Виктор замолчал и погрузился в размышления. А у меня внутри бушевал смерч, в котором все перемешалось.

Затем он спокойно подошел к правому боковому монитору и ввел что-то на экране. Обернулся и сообщил, не скрывая гадкого самодовольства:

– Через минуту ты умрешь.

Я понял, что это он привел приговор в исполнение своими нажатиями на экране. Я стал нервно оглядываться, ожидая палачей. Но в комнате никого не было, кроме нас двоих.

Виктор смотрел на меня, не отрываясь. Я жадно хватал ртом воздух, губы пересохли. Воспаленный мозг пытался соображать. Я с досадой подумал:

«Жалко, что я не хозяин положения, что мне не удалось его перехитрить. Что я не дух мщения, дух страдания, порожденный этим экспериментом. Что все это не оказалось ловушкой для Виктора и что теперь я не выйду легко из ситуации. А может, все так и есть, просто я об этом забыл?!

Что за идиотские мысли?!»

В комнату никто не входил, время поджимало.

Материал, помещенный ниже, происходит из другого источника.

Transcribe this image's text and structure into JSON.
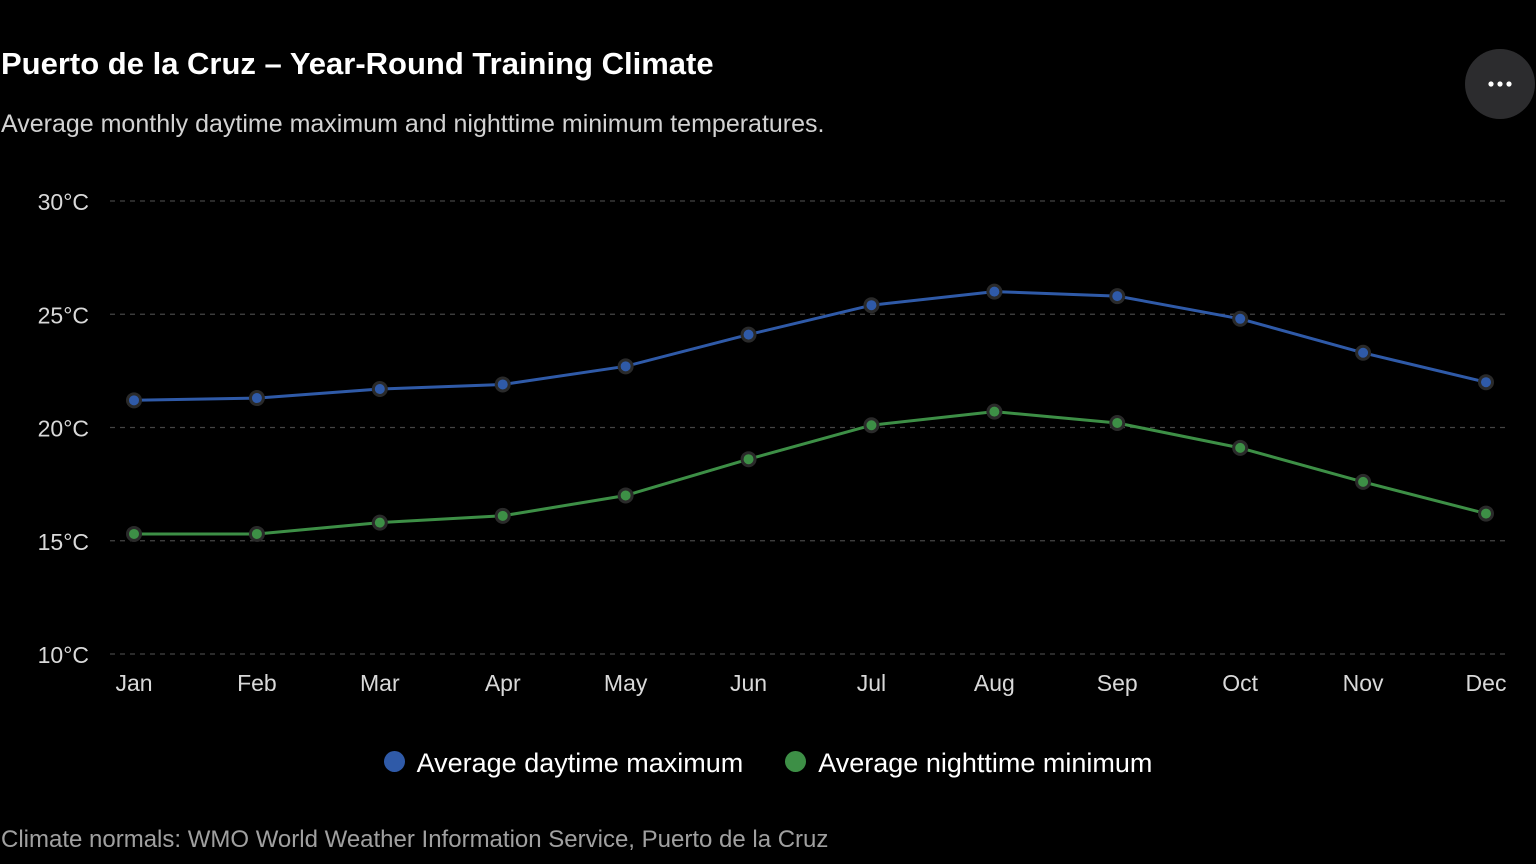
{
  "header": {
    "title": "Puerto de la Cruz – Year-Round Training Climate",
    "subtitle": "Average monthly daytime maximum and nighttime minimum temperatures.",
    "more_icon": "ellipsis-icon"
  },
  "footer": {
    "source": "Climate normals: WMO World Weather Information Service, Puerto de la Cruz"
  },
  "colors": {
    "background": "#000000",
    "max_series": "#2f5aa8",
    "min_series": "#3d8f46",
    "grid": "#444444",
    "tick_label": "#d9d9d9"
  },
  "chart_data": {
    "type": "line",
    "title": "Puerto de la Cruz – Year-Round Training Climate",
    "subtitle": "Average monthly daytime maximum and nighttime minimum temperatures.",
    "xlabel": "",
    "ylabel": "",
    "categories": [
      "Jan",
      "Feb",
      "Mar",
      "Apr",
      "May",
      "Jun",
      "Jul",
      "Aug",
      "Sep",
      "Oct",
      "Nov",
      "Dec"
    ],
    "series": [
      {
        "name": "Average daytime maximum",
        "color": "#2f5aa8",
        "values": [
          21.2,
          21.3,
          21.7,
          21.9,
          22.7,
          24.1,
          25.4,
          26.0,
          25.8,
          24.8,
          23.3,
          22.0
        ]
      },
      {
        "name": "Average nighttime minimum",
        "color": "#3d8f46",
        "values": [
          15.3,
          15.3,
          15.8,
          16.1,
          17.0,
          18.6,
          20.1,
          20.7,
          20.2,
          19.1,
          17.6,
          16.2
        ]
      }
    ],
    "ylim": [
      10,
      30
    ],
    "yticks": [
      10,
      15,
      20,
      25,
      30
    ],
    "ytick_labels": [
      "10°C",
      "15°C",
      "20°C",
      "25°C",
      "30°C"
    ],
    "grid": true,
    "grid_style": "dashed",
    "legend_position": "bottom-center"
  }
}
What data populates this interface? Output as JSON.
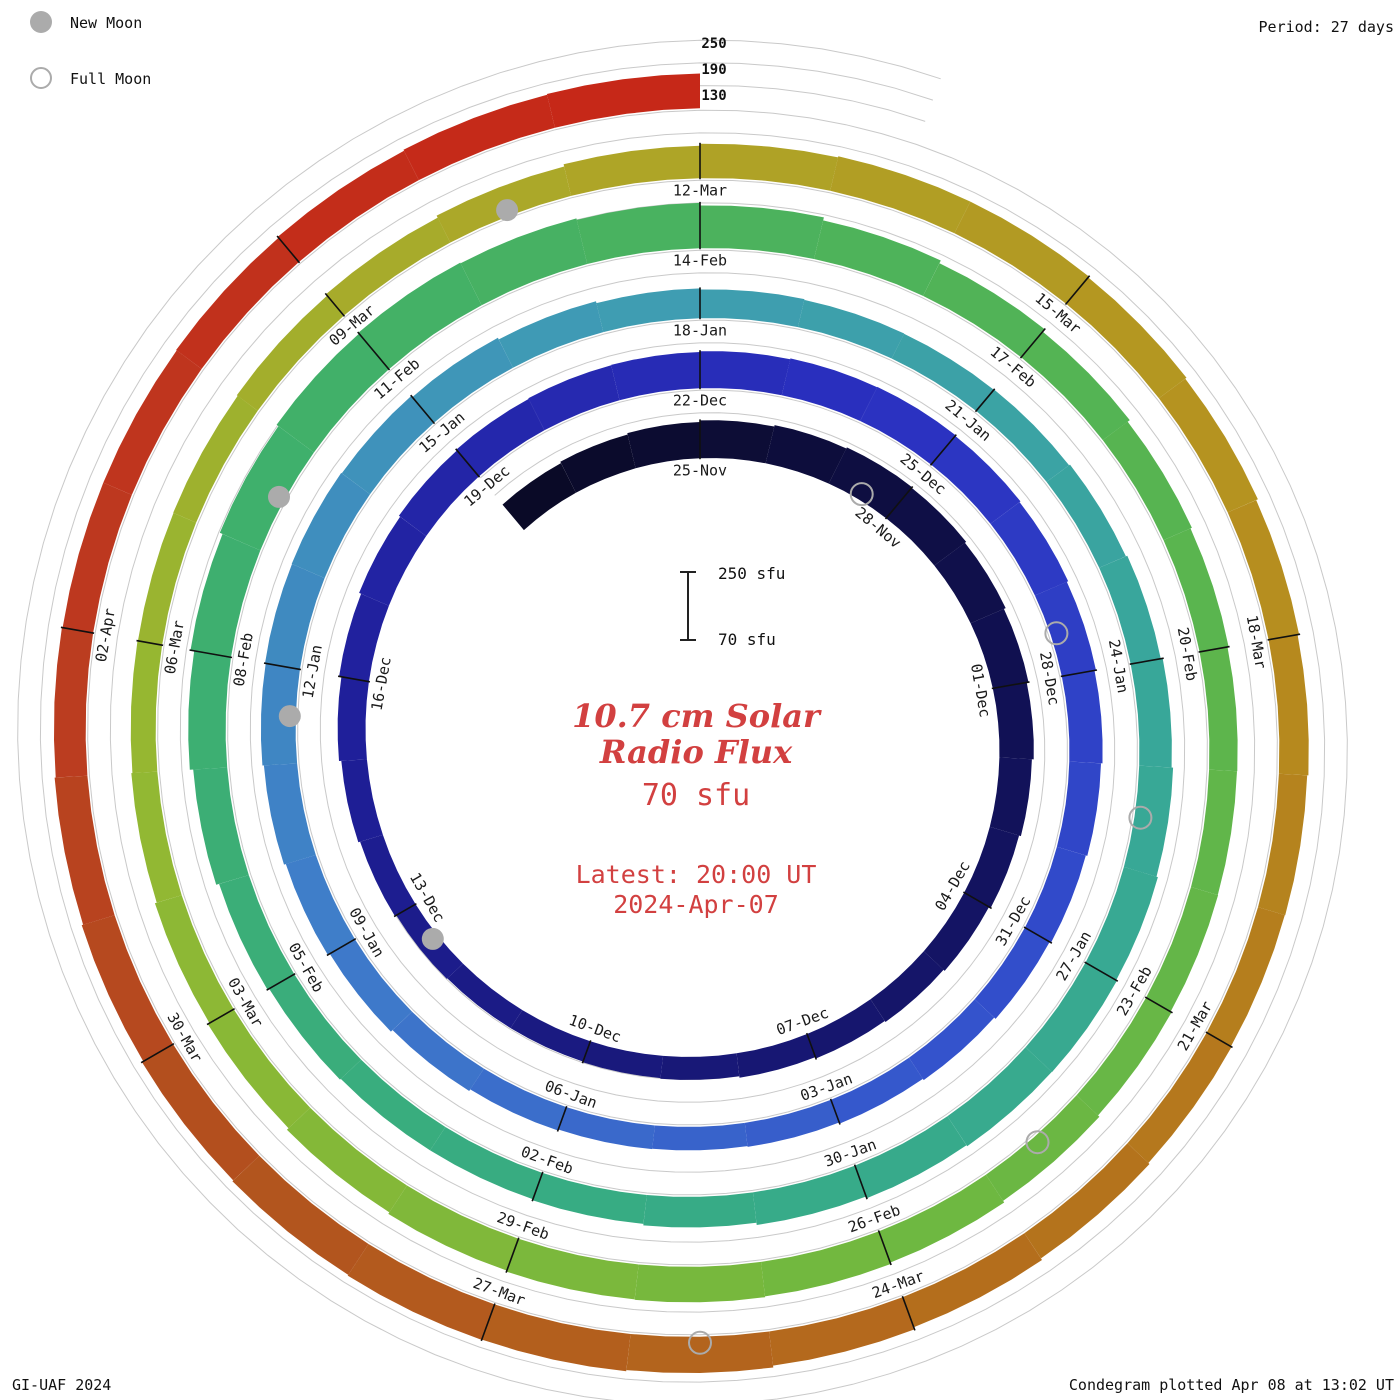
{
  "legend": {
    "new_moon_label": "New Moon",
    "full_moon_label": "Full Moon"
  },
  "period_label": "Period: 27 days",
  "radial_scale_labels": {
    "l250": "250",
    "l190": "190",
    "l130": "130"
  },
  "scale_bar": {
    "top_label": "250 sfu",
    "bottom_label": "70 sfu"
  },
  "center": {
    "title_line1": "10.7 cm Solar",
    "title_line2": "Radio Flux",
    "flux_value": "70 sfu",
    "latest_line1": "Latest: 20:00 UT",
    "latest_line2": "2024-Apr-07"
  },
  "credits": {
    "left": "GI-UAF 2024",
    "right": "Condegram plotted Apr 08 at 13:02 UT"
  },
  "colors": {
    "center_text": "#d24040",
    "moon_gray": "#ababab",
    "gridline": "#c9c9c9"
  },
  "chart_data": {
    "type": "bar",
    "layout": "spiral-condegram",
    "title": "10.7 cm Solar Radio Flux",
    "units": "sfu",
    "period_days": 27,
    "baseline_sfu": 70,
    "gridlines_sfu": [
      130,
      190,
      250
    ],
    "radial_tick_labels": [
      "250",
      "190",
      "130"
    ],
    "flux_start_date": "2023-11-22",
    "angle_zero_date": "2023-11-25",
    "latest_time": "20:00 UT 2024-Apr-07",
    "flux_sfu": [
      158,
      162,
      166,
      170,
      174,
      177,
      175,
      171,
      166,
      161,
      156,
      151,
      146,
      142,
      139,
      135,
      131,
      129,
      127,
      127,
      129,
      133,
      138,
      144,
      150,
      156,
      160,
      163,
      165,
      166,
      168,
      170,
      171,
      169,
      166,
      162,
      158,
      154,
      150,
      146,
      141,
      137,
      134,
      132,
      133,
      136,
      141,
      147,
      153,
      158,
      162,
      164,
      165,
      163,
      159,
      154,
      149,
      146,
      144,
      143,
      144,
      147,
      151,
      156,
      160,
      164,
      166,
      165,
      162,
      157,
      151,
      147,
      144,
      144,
      147,
      152,
      160,
      169,
      179,
      187,
      193,
      196,
      194,
      190,
      183,
      175,
      167,
      159,
      152,
      148,
      145,
      144,
      145,
      148,
      153,
      158,
      162,
      164,
      163,
      160,
      155,
      149,
      144,
      139,
      136,
      135,
      136,
      139,
      144,
      150,
      156,
      161,
      164,
      164,
      161,
      157,
      152,
      148,
      145,
      144,
      146,
      150,
      155,
      161,
      166,
      169,
      170,
      168,
      165,
      161,
      157,
      154,
      152,
      152,
      154,
      157,
      160,
      162
    ],
    "date_labels": [
      "25-Nov",
      "28-Nov",
      "01-Dec",
      "04-Dec",
      "07-Dec",
      "10-Dec",
      "13-Dec",
      "16-Dec",
      "19-Dec",
      "22-Dec",
      "25-Dec",
      "28-Dec",
      "31-Dec",
      "03-Jan",
      "06-Jan",
      "09-Jan",
      "12-Jan",
      "15-Jan",
      "18-Jan",
      "21-Jan",
      "24-Jan",
      "27-Jan",
      "30-Jan",
      "02-Feb",
      "05-Feb",
      "08-Feb",
      "11-Feb",
      "14-Feb",
      "17-Feb",
      "20-Feb",
      "23-Feb",
      "26-Feb",
      "29-Feb",
      "03-Mar",
      "06-Mar",
      "09-Mar",
      "12-Mar",
      "15-Mar",
      "18-Mar",
      "21-Mar",
      "24-Mar",
      "27-Mar",
      "30-Mar",
      "02-Apr"
    ],
    "moons": {
      "new": [
        "2023-12-12",
        "2024-01-11",
        "2024-02-09",
        "2024-03-10"
      ],
      "full": [
        "2023-11-27",
        "2023-12-27",
        "2024-01-25",
        "2024-02-24",
        "2024-03-25"
      ]
    },
    "color_stops": [
      [
        0,
        "#0a0a24"
      ],
      [
        8,
        "#10104e"
      ],
      [
        16,
        "#171775"
      ],
      [
        24,
        "#20209c"
      ],
      [
        32,
        "#2a30c0"
      ],
      [
        40,
        "#3350cc"
      ],
      [
        48,
        "#3f7cca"
      ],
      [
        56,
        "#3f9cb4"
      ],
      [
        64,
        "#38a897"
      ],
      [
        72,
        "#37ac82"
      ],
      [
        80,
        "#40b06a"
      ],
      [
        88,
        "#55b452"
      ],
      [
        96,
        "#70b840"
      ],
      [
        104,
        "#94b832"
      ],
      [
        110,
        "#ada728"
      ],
      [
        116,
        "#b6911f"
      ],
      [
        122,
        "#b4701c"
      ],
      [
        128,
        "#b2521e"
      ],
      [
        132,
        "#bc3a20"
      ],
      [
        137,
        "#c62818"
      ]
    ]
  }
}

И вдруг я почувствовал, как по всему телу разлилось вселенское спокойствие, как пришло полноценное смирение. Вся моя жизнь представилась мне законченной совершенной симфонией. Из нее исчезли нервозность и стремления.

Я посмотрел в упор на Виктора. Не знаю, заметил ли он изменения в моем взгляде.

Тихое механическое жужжание позади стула. И прежде, чем я успел повернуть голову, острая игла вонзилась мне в шею. Мир заслонила пелена боли.